Thursday, October 2, 2025

The Beatles Give THEIR Views (1963)


 The Beatles Give THEIR Views

By Kenneth Yates

Sunday Mirror

November 10, 1963


    What makes the Beatles beat? Everyone wants to know what goes on behind those mop-cut hairstyles. In their frankest exclusive interview, yet they have talked on sex, clothes, morals, and the surveys that are supposed to find out what makes teenagers tick. Of the latest survey on teenage behavior, carried out by the Teenage Information Center and reported in the Sunday Mirror last Sunday, the boys had this to say:

     On sex: "Some people boast a lot about sex, but it doesn't mean they do what they say. Others try to make themselves out to be more moral than they are or say nothing."

 On the facts of life:  "No one at home ever told us the facts of life. We got to know them, like most kids do, from boys at school. It's the best way. We would have been embarrassed if we had been taken on one side at home and told about them. We are sure our parents would have been too, and we are all quite sexually normal."

    On teenagers:  "There is an awful lot of rubbish talked about teenagers. We think they are a good bunch of boys and girls,  just as good as, if not better than, their parents. It's just that chaste people get the idea they are not just because they talk about sex more. They keep it in the open, not shut away in secret, as they used to."

     On girls who go dancing:  "Nearly every girl goes dancing. Why not? It doesn't mean that they go to dances just with the idea of getting a fellow to pop into bed with. It's a slur on British girls."

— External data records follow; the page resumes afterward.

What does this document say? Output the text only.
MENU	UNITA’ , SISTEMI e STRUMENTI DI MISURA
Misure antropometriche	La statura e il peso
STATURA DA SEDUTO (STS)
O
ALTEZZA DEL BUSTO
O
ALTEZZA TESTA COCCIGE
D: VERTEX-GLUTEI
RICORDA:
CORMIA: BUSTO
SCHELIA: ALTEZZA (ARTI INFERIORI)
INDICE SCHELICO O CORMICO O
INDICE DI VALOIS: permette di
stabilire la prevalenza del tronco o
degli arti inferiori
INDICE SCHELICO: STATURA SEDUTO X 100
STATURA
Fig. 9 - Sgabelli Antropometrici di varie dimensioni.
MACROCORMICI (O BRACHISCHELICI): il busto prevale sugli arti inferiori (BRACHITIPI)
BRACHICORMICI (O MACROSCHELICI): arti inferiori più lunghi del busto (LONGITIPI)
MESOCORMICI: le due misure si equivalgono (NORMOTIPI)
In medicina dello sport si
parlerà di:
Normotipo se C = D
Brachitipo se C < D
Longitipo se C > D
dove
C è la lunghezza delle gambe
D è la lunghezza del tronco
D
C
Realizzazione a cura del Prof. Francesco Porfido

     On coffee bars:  "How on earth can anyone say that dance halls lead girls into promiscuity or that coffee bars don't? How can they say that girls who go into pubs are more promiscuous than girls who don't?"

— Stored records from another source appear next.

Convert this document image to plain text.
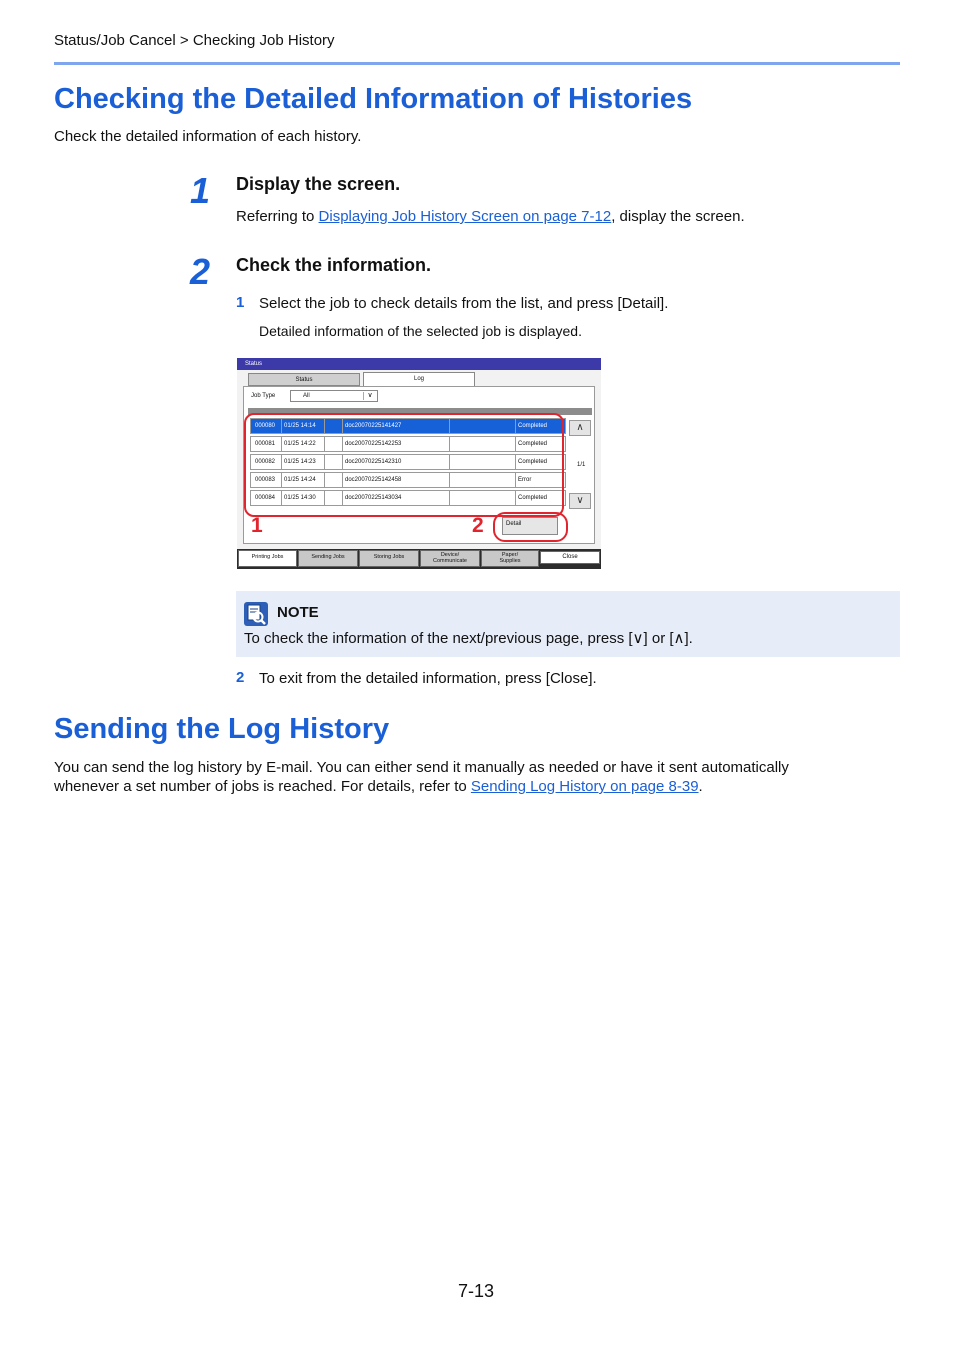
Status/Job Cancel > Checking Job History
Checking the Detailed Information of Histories
Check the detailed information of each history.
1 Display the screen.
Referring to Displaying Job History Screen on page 7-12, display the screen.
2 Check the information.
1 Select the job to check details from the list, and press [Detail].
Detailed information of the selected job is displayed.
Status
Status	Log
Job Type	All	∨
000080	01/25 14:14	doc20070225141427	Completed
000081	01/25 14:22	doc20070225142253	Completed
000082	01/25 14:23	doc20070225142310	Completed
000083	01/25 14:24	doc20070225142458	Error
000084	01/25 14:30	doc20070225143034	Completed
∧
∨
1/1
Detail
Printing Jobs	Sending Jobs	Storing Jobs	Device/
Communicate
Paper/
Supplies
Close
1	2
NOTE
To check the information of the next/previous page, press [∨] or [∧].
2 To exit from the detailed information, press [Close].
Sending the Log History
You can send the log history by E-mail. You can either send it manually as needed or have it sent automatically
whenever a set number of jobs is reached. For details, refer to Sending Log History on page 8-39.
7-13
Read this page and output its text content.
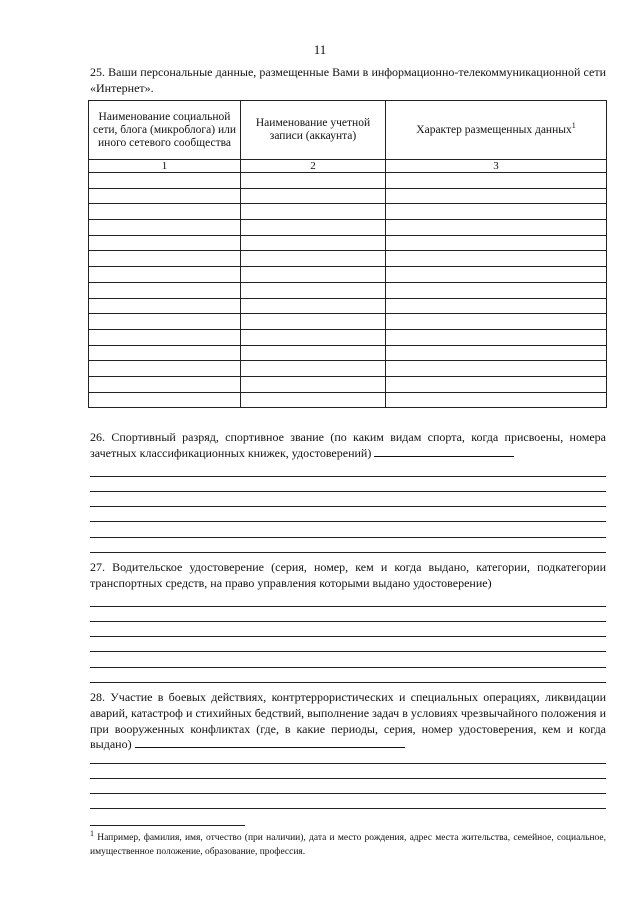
11
25. Ваши персональные данные, размещенные Вами в информационно-телекоммуникационной сети «Интернет».
Наименование социальной сети, блога (микроблога) или иного сетевого сообщества	Наименование учетной записи (аккаунта)	Характер размещенных данных$^1$
1	2	3

26. Спортивный разряд, спортивное звание (по каким видам спорта, когда присвоены, номера зачетных классификационных книжек, удостоверений)
27. Водительское удостоверение (серия, номер, кем и когда выдано, категории, подкатегории транспортных средств, на право управления которыми выдано удостоверение)
28. Участие в боевых действиях, контртеррористических и специальных операциях, ликвидации аварий, катастроф и стихийных бедствий, выполнение задач в условиях чрезвычайного положения и при вооруженных конфликтах (где, в какие периоды, серия, номер удостоверения, кем и когда выдано)
$^1$ Например, фамилия, имя, отчество (при наличии), дата и место рождения, адрес места жительства, семейное, социальное, имущественное положение, образование, профессия.
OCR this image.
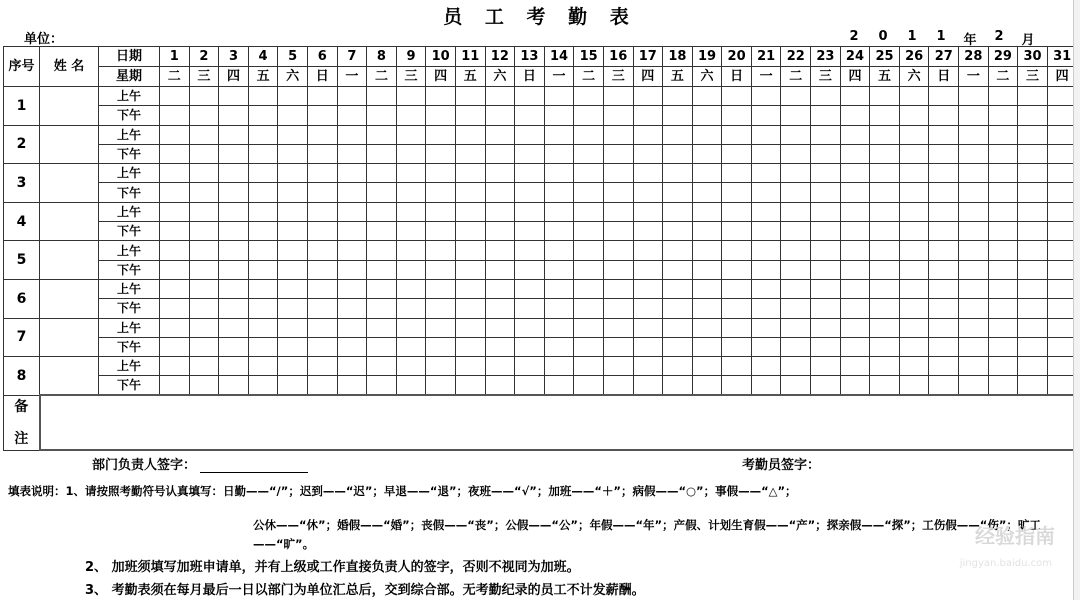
员 工 考 勤 表
单位：	2	0	1	1	年	2	月
序号	姓 名	日期	1	2	3	4	5	6	7	8	9	10	11	12	13	14	15	16	17	18	19	20	21	22	23	24	25	26	27	28	29	30	31
		星期	二	三	四	五	六	日	一	二	三	四	五	六	日	一	二	三	四	五	六	日	一	二	三	四	五	六	日	一	二	三	四
1		上午																															
		下午																															
2		上午																															
		下午																															
3		上午																															
		下午																															
4		上午																															
		下午																															
5		上午																															
		下午																															
6		上午																															
		下午																															
7		上午																															
		下午																															
8		上午																															
		下午																															

备
注																																	

部门负责人签字：	考勤员签字：
填表说明：1、请按照考勤符号认真填写：日勤——“/”；迟到——“迟”；早退——“退”；夜班——“√”；加班——“＋”；病假——“○”；事假——“△”；
公休——“休”；婚假——“婚”；丧假——“丧”；公假——“公”；年假——“年”；产假、计划生育假——“产”；探亲假——“探”；工伤假——“伤”；旷工——“旷”。
2、 加班须填写加班申请单，并有上级或工作直接负责人的签字，否则不视同为加班。
3、 考勤表须在每月最后一日以部门为单位汇总后，交到综合部。无考勤纪录的员工不计发薪酬。
经验指南
jingyan.baidu.com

     On promiscuity:  "Girls and boys are promiscuous, just like grown-ups, if it's part of their makeup. If they want sex, it doesn't matter whether they go to a coffee bar, dance, or church; they will get it. They might never go to any of these places, but they will have sex if they want it. Some people who seem to be the most good living in the world have private lives. They don't talk about them, but they're often as bad or worse than those who do. And they may be good church goers, just as they may be RC, C of E, atheists, or Jews."

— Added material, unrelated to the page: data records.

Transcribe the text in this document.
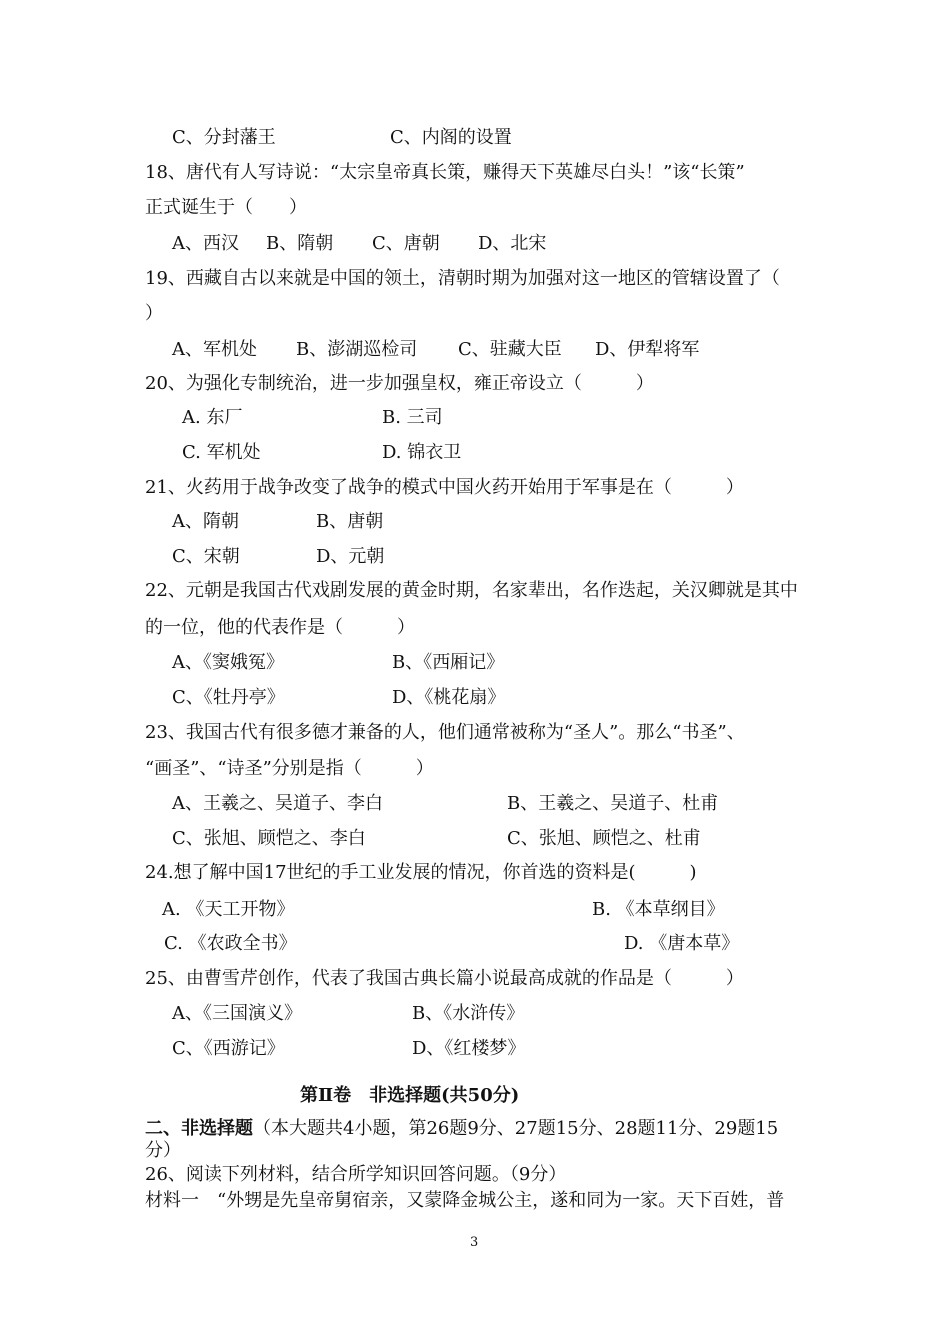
C、分封藩王	C、内阁的设置
18、唐代有人写诗说：“太宗皇帝真长策，赚得天下英雄尽白头！”该“长策”
正式诞生于（　　）
A、西汉 B、隋朝 C、唐朝 D、北宋
19、西藏自古以来就是中国的领土，清朝时期为加强对这一地区的管辖设置了（
）
A、军机处 B、澎湖巡检司 C、驻藏大臣 D、伊犁将军
20、为强化专制统治，进一步加强皇权，雍正帝设立（　　　）
A. 东厂	B. 三司
C. 军机处	D. 锦衣卫
21、火药用于战争改变了战争的模式中国火药开始用于军事是在（　　　）
A、隋朝	B、唐朝
C、宋朝	D、元朝
22、元朝是我国古代戏剧发展的黄金时期，名家辈出，名作迭起，关汉卿就是其中
的一位，他的代表作是（　　　）
A、《窦娥冤》	B、《西厢记》
C、《牡丹亭》	D、《桃花扇》
23、我国古代有很多德才兼备的人，他们通常被称为“圣人”。那么“书圣”、
“画圣”、“诗圣”分别是指（　　　）
A、王羲之、吴道子、李白	B、王羲之、吴道子、杜甫
C、张旭、顾恺之、李白	C、张旭、顾恺之、杜甫
24.想了解中国17世纪的手工业发展的情况，你首选的资料是(　　　)
A. 《天工开物》	B. 《本草纲目》
C. 《农政全书》	D. 《唐本草》
25、由曹雪芹创作，代表了我国古典长篇小说最高成就的作品是（　　　）
A、《三国演义》	B、《水浒传》
C、《西游记》	D、《红楼梦》
第Ⅱ卷　非选择题(共50分)
二、非选择题（本大题共4小题，第26题9分、27题15分、28题11分、29题15
分）
26、阅读下列材料，结合所学知识回答问题。（9分）
材料一　“外甥是先皇帝舅宿亲，又蒙降金城公主，遂和同为一家。天下百姓，普
3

    . Can a girl hold off:  "Sure she can if she doesn't like a boy's advances, she can stop him, unless he's a sex maniac."

     On parties:  "Most parties lead to petting if they go on long enough, but kids know what they are doing and just how far to go."

     On Teenage clothes: "Older people don't like their clothes. They criticize them. But why shouldn't kids wear what they want? They can afford to buy and wear what they like. Nowadays, they don't have to bother anymore with pass downs. They get their own clothes, not old ones, from their big brother or sister. Teenagers choose their clothes because they're individuals. They want it that way, but they stick out in a crowd and get blamed for lots of trouble they have nothing to do with. People always connect riots with teenage hooligans, even though it might be older people who cause them."

     On teenage morals:  "People seem to think all teenagers are sex mad. It's not true. It's some of the older people who are the sex mad ones. They're the ones who are getting divorced, jailed for assaulting girls, and spending such a lot of time looking at dirty books and pictures in shop windows."

     On Beatlemania:  "We are flattered by our fans. We talk to them. They don't want to get into trouble when they queue for tickets. It's just the same thing as people queuing for football matches or other things. Because they are older people, they don't call them hooligans when there is trouble. Some of the worst riots and troubles happened when Rudolph Valentino died, and they weren't caused by teenagers. Our fans are just plain ordinary, nice people. We think they are fabulous, the greatest in the world. We don't mind the kids screaming and shouting at all. They pay their money to get in, and if that's the way they want it, why shouldn't they shout? If we had wanted to do the same when we were their age, we would have been annoyed if anyone had tried to stop us."